04.12.2008 um 09:10 Uhr

@werner Nach § 77 Abs. 6 BetrVG wirken Betriebsvereinbarungen mitbestimmungspflichtigen Inhalts solange nach, bis sie durch eine andere Abmachung ersetzt werden. Dies bedingt, dass es sich um Angelegenheiten handeln muss, in denen der Spruch einer Einigungsstelle eine Einigung zwischen Betriebsrat und Arbeitgeber ersetzen könnte.

Eine Nachwirkung ist ausgeschlossen, wenn die Betriebsvereinbarung zur Erreichung eines bestimmten Zwecks abgeschlossen wurde, z.B. Weihnachtsurlaubsregelung für ein Kalenderjahr.

Da bei erzwingbaren Betriebsvereinbarungen stets mitbestimmungspflichtige Angelegenheiten geregelt werden, kann eine Folgeregelung auch nur der Mitbestimmung unterliegen.

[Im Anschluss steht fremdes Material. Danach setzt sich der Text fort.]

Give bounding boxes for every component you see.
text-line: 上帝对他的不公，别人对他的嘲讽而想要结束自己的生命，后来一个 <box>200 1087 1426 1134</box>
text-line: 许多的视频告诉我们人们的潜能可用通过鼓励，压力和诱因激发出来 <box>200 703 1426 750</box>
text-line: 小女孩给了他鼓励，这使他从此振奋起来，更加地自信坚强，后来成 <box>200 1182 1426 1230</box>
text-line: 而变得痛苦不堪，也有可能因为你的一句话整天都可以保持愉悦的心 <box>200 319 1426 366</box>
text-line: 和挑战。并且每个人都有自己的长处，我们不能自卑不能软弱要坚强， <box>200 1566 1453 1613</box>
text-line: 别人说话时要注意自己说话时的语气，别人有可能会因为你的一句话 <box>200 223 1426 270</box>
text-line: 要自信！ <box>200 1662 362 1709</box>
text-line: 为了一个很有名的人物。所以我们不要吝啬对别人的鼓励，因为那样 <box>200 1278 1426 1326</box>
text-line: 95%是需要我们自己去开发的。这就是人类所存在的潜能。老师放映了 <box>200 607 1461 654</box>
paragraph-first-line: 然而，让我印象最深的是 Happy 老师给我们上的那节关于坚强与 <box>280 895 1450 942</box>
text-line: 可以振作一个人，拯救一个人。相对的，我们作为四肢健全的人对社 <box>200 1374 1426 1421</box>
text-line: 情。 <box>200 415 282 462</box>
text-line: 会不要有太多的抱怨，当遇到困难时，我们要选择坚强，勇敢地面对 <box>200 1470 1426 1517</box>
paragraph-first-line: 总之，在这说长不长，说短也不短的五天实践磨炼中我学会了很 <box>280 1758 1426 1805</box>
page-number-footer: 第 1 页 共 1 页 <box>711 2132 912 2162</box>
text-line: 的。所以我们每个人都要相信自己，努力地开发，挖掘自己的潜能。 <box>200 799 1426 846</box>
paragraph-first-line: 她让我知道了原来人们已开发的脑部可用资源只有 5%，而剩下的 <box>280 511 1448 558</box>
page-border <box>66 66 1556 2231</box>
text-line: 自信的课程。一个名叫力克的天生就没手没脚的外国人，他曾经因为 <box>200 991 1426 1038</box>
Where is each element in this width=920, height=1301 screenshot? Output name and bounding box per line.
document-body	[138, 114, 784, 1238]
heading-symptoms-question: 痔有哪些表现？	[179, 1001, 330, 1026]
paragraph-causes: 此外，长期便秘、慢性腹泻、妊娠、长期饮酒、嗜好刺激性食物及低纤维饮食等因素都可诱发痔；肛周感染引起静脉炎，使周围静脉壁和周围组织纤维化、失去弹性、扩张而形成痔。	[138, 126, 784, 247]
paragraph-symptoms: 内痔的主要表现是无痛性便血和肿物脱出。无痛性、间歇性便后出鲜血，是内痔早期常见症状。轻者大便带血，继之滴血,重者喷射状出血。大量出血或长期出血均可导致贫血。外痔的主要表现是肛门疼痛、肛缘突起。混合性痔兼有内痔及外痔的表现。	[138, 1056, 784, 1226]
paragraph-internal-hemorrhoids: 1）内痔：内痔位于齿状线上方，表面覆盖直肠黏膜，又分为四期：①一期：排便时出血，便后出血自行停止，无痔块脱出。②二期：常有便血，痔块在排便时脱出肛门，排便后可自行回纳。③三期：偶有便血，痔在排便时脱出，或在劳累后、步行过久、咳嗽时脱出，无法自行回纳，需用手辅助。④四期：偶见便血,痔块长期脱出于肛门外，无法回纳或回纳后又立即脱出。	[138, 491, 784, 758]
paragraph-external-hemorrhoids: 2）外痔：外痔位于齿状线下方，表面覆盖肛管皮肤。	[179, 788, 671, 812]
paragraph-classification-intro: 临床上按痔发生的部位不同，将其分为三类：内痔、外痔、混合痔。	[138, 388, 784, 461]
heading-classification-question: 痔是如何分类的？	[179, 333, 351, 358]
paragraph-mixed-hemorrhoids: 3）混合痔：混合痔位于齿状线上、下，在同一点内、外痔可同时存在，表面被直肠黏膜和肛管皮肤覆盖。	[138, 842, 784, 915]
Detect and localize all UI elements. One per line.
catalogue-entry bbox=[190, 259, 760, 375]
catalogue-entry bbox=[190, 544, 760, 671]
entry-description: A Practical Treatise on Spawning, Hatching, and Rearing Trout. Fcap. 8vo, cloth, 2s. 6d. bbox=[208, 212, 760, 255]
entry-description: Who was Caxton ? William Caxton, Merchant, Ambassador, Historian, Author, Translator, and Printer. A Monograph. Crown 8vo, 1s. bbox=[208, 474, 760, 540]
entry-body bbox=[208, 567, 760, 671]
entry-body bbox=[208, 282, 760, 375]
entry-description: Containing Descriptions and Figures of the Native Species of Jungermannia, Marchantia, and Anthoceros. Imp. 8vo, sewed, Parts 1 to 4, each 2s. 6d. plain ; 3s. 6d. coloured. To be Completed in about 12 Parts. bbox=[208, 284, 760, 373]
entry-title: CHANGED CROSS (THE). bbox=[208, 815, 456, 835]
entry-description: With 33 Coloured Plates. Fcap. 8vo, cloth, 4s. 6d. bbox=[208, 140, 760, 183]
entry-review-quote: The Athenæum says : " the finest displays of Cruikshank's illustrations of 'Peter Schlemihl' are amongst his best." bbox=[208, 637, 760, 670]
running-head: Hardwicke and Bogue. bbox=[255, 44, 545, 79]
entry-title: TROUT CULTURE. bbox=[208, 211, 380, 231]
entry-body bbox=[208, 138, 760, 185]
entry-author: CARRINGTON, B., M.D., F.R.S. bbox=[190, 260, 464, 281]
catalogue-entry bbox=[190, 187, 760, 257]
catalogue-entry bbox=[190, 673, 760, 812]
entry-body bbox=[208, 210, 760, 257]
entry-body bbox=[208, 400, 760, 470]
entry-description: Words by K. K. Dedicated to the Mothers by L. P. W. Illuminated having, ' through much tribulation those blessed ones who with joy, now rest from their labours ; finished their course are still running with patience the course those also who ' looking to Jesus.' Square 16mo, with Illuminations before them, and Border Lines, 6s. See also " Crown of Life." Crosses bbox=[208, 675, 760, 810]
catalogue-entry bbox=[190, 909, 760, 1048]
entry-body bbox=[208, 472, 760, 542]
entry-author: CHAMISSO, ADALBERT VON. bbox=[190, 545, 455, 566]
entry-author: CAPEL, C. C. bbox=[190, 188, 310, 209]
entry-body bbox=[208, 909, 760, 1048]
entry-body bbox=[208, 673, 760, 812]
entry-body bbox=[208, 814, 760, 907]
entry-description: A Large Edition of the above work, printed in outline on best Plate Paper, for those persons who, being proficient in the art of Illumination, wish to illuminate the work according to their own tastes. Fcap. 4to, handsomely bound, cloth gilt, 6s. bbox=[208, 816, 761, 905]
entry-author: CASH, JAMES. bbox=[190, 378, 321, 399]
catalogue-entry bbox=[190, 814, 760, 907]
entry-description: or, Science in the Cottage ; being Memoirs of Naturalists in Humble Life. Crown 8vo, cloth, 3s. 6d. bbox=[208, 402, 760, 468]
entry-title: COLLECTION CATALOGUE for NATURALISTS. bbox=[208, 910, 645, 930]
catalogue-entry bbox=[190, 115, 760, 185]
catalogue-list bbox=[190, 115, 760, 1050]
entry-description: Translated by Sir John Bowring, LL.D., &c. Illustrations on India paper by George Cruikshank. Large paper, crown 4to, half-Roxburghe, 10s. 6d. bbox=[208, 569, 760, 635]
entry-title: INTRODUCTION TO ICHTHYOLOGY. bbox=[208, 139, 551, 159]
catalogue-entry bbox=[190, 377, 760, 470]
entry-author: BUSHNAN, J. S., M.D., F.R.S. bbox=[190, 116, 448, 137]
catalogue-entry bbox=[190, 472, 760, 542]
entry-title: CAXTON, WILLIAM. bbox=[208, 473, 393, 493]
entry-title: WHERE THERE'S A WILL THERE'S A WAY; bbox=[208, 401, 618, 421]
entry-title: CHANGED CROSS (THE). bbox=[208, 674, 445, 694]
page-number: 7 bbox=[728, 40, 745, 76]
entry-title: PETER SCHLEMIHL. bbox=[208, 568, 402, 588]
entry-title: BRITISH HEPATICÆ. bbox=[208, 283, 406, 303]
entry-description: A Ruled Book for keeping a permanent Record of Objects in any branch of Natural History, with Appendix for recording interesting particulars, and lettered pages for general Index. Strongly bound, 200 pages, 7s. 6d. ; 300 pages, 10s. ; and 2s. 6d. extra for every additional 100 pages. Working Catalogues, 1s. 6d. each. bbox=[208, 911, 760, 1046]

Vereinbaren Arbeitgeber und Arbeitnehmer im Nachwirkungszeitraum etwas anderes, so ist dies unwirksam. Auch eine Änderungskündigung kommt nicht in Betracht, vgl. Schaub ArbRHandbuch, § 231, Rn. 58, 9. Auflage.

Die Betriebspartner können die Nachwirkung einer Betriebsvereinbarung ausschließen.

Freiwillige Betriebsvereinbarungen wirken nach Beendigung nicht nach, es sei denn die Betriebspartner vereinbaren dies. Eine solche Nachwirkung kann grundsätzlich gegen den Willen einer Seite beendet werden. Kommt eine einvernehmliche Regelung nicht zustande, kann jeder der Betriebspartner die Einigungsstelle anrufen (BAG, 28.04.1998, 1 ABR 43/97, AP zu § 77, Nachwirkung).